No tengan miedo, les dice a sus discípulos de entonces y de ahora. Su misión genera sensación de miedo. Ya en el Antiguo Testamento (en los relatos de vocación), los llamados por Dios perciben en seguida las dificultades de la tarea y buscan escabullirse del encargo recibido. Moisés, ante la magnitud de la misión de liberar a su pueblo de la esclavitud, se fija en su falta de capacidad y replica: ¿Quién soy yo para acudir al Faraón o para sacar a los israelitas de Egipto? Yo no tengo facilidad de palabra... soy torpe de palabra y de lengua (Ex 3,11, 4,10).

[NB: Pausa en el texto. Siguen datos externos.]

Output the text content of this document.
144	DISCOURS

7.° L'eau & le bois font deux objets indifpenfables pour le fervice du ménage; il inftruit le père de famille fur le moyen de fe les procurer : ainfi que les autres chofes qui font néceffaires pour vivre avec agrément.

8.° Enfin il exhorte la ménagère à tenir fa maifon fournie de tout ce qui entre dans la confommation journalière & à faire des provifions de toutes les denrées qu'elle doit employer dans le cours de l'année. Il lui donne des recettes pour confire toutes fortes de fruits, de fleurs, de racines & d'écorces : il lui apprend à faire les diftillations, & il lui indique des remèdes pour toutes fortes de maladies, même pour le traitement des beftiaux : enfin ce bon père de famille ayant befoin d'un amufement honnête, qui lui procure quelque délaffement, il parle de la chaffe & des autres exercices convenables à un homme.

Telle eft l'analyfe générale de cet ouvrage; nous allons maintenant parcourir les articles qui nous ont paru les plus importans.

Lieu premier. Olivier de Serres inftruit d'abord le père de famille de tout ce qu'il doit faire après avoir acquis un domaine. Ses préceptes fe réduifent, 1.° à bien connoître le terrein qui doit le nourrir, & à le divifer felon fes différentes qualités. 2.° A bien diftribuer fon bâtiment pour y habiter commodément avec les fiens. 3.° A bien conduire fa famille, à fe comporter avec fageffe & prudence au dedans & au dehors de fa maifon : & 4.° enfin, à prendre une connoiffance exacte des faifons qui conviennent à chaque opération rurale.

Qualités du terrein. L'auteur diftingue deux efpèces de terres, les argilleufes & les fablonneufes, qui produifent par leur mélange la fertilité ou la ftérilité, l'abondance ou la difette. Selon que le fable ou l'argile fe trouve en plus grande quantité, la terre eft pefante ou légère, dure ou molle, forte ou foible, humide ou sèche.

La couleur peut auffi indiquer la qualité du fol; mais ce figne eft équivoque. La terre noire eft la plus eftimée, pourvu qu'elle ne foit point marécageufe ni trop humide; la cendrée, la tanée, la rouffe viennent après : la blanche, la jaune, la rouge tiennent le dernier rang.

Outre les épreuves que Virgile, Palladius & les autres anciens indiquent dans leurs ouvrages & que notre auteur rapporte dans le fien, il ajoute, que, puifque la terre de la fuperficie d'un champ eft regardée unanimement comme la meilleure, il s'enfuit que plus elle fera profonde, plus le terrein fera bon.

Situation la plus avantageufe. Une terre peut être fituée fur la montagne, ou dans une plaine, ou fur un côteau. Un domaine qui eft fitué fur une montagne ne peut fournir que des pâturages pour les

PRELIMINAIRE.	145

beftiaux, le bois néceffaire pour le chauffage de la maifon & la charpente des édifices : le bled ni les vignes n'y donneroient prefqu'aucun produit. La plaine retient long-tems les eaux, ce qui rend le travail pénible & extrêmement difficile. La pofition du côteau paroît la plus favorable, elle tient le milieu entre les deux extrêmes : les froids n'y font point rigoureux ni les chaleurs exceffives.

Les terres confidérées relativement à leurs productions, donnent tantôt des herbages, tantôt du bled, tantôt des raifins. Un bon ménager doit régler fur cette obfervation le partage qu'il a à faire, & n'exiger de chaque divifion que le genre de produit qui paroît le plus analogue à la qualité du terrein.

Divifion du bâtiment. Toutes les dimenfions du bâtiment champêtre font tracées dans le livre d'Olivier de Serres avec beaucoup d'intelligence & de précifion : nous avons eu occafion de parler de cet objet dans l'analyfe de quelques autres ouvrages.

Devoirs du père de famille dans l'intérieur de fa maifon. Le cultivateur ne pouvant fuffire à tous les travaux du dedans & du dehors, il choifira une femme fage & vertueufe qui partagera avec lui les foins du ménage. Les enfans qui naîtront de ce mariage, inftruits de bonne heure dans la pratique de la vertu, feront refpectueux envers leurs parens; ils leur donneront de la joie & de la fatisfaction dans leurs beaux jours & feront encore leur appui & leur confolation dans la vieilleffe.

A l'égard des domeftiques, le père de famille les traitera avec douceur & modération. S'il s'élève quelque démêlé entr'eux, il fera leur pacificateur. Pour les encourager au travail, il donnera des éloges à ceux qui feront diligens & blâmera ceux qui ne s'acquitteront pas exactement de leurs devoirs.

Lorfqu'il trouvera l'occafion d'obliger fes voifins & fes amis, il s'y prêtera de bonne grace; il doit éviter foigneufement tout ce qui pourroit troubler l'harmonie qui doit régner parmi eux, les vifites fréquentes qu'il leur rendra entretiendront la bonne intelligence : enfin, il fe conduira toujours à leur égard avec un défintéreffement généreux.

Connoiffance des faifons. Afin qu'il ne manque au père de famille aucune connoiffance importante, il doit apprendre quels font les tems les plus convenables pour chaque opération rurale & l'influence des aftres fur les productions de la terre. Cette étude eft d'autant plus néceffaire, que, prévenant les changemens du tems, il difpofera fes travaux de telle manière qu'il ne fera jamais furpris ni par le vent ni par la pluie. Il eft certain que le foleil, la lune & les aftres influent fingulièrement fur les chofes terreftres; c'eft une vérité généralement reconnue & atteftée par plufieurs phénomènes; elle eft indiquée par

De manera parecida reaccionan los jueces (Gedeón: Jue 6,15) y los profetas (Jeremías: Jr 1,6). Los discípulos de Jesús saben que, por predicar con libertad, Juan Bautista ha sido asesinado por Herodes (Mt 14,1-12). Ven además que el mismo Jesús, aunque logre el aplauso de la gente sencilla, choca con la resistencia de los dirigentes. Naturalmente les da miedo salir a predicar: no todos los van a recibir ni los van a escuchar (10,14), son enviados como ovejas en medio de lobos, los van a perseguir… (10,16-25). 

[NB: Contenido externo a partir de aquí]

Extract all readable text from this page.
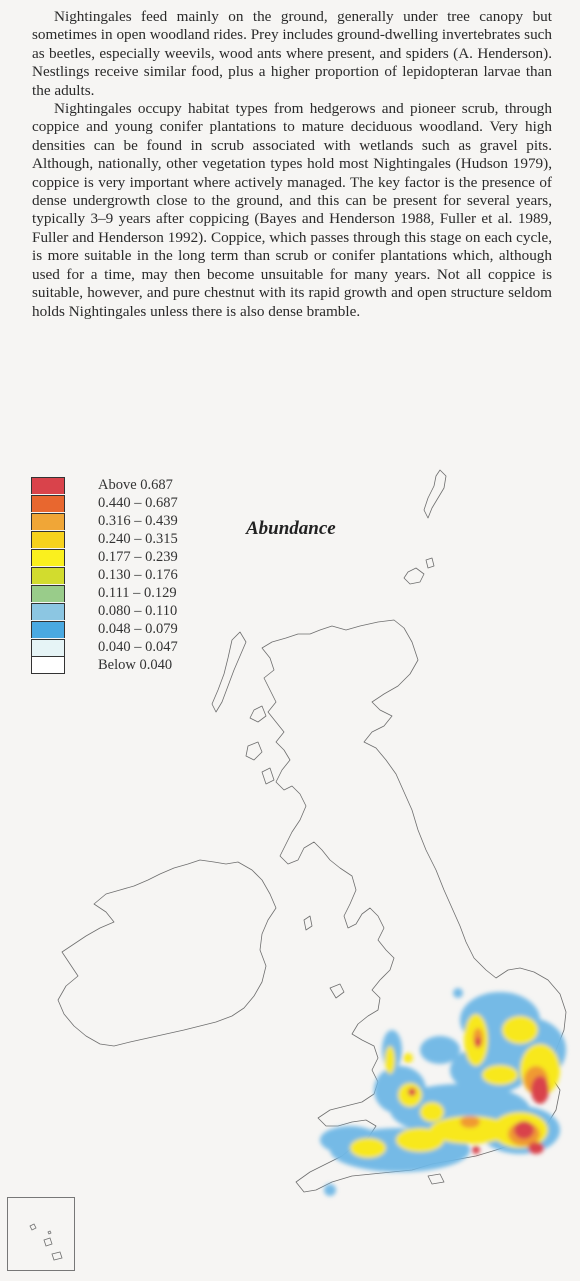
Nightingales feed mainly on the ground, generally under tree canopy but sometimes in open woodland rides. Prey includes ground-dwelling invertebrates such as beetles, especially weevils, wood ants where present, and spiders (A. Henderson). Nestlings receive similar food, plus a higher proportion of lepidopteran larvae than the adults.

Nightingales occupy habitat types from hedgerows and pioneer scrub, through coppice and young conifer plantations to mature deciduous woodland. Very high densities can be found in scrub associated with wetlands such as gravel pits. Although, nationally, other vegetation types hold most Nightingales (Hudson 1979), coppice is very important where actively managed. The key factor is the presence of dense undergrowth close to the ground, and this can be present for several years, typically 3–9 years after coppicing (Bayes and Henderson 1988, Fuller et al. 1989, Fuller and Henderson 1992). Coppice, which passes through this stage on each cycle, is more suitable in the long term than scrub or conifer plantations which, although used for a time, may then become unsuitable for many years. Not all coppice is suitable, however, and pure chestnut with its rapid growth and open structure seldom holds Nightingales unless there is also dense bramble.

Above 0.687
0.440 – 0.687
0.316 – 0.439
0.240 – 0.315
0.177 – 0.239
0.130 – 0.176
0.111 – 0.129
0.080 – 0.110
0.048 – 0.079
0.040 – 0.047
Below 0.040
Abundance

En este contexto, Jesús les repite tres veces: ¡No tengan miedo! Quiere que tengan el coraje de anunciar en voz alta, a plena luz, y desde las terrazas los valores del reino de Dios que él les ha transmitido en la intimidad del grupo que ha formado. ¿Y el miedo a la persecución? Tampoco, porque la tarea evangelizadora no se puede paralizar por la aversión que les demuestren sus perseguidores. Podrán quitarles la vida terrena, pero no podrán arrebatarles la vida que perdura. El cuerpo no es la vida; viene de la tierra y vuelve a la tierra. La vida que nadie puede matar es el Espíritu. El problema, por tanto, no ha de ser cómo salvar el cuerpo, sino cómo vivir la vida corporal, temporal, encarnando en ella los valores del reino, pues en esto consiste la vida verdadera. Quien no vive así, está ya muerto. Además, los discípulos de Jesús no deben olvidar que, por encima de todos los poderes del mundo, hay un Dios Padre, en cuyas manos providentes están hasta los gorriones, que no valen más que unos céntimos en el mercado. Y sin embargo ni uno de ellos cae en tierra sin que lo permita el Padre. En cuanto a ustedes, hasta los cabellos de su cabeza están contados. No teman, pues ustedes valen más que todos los pajaritos juntos. 

Así, pues, el seguimiento de Jesús implica empeñar la vida, sin cálculos ni restricciones. Y eso sólo es posible para quienes tienen la certeza de que siguiendo a Jesús alcanzan una indudable plenitud. Con Iglesia ellos saben que hay valores en el evangelio que no se pueden transmitir sino en la cruz y desde la cruz. Esto libra a la Iglesia de querer actuar pensando únicamente en la supervivencia y seguridad de sus instituciones, o en el mantenimiento de favores y privilegios. Obrar así es meter la luz bajo el celemín y volver insípida la sal.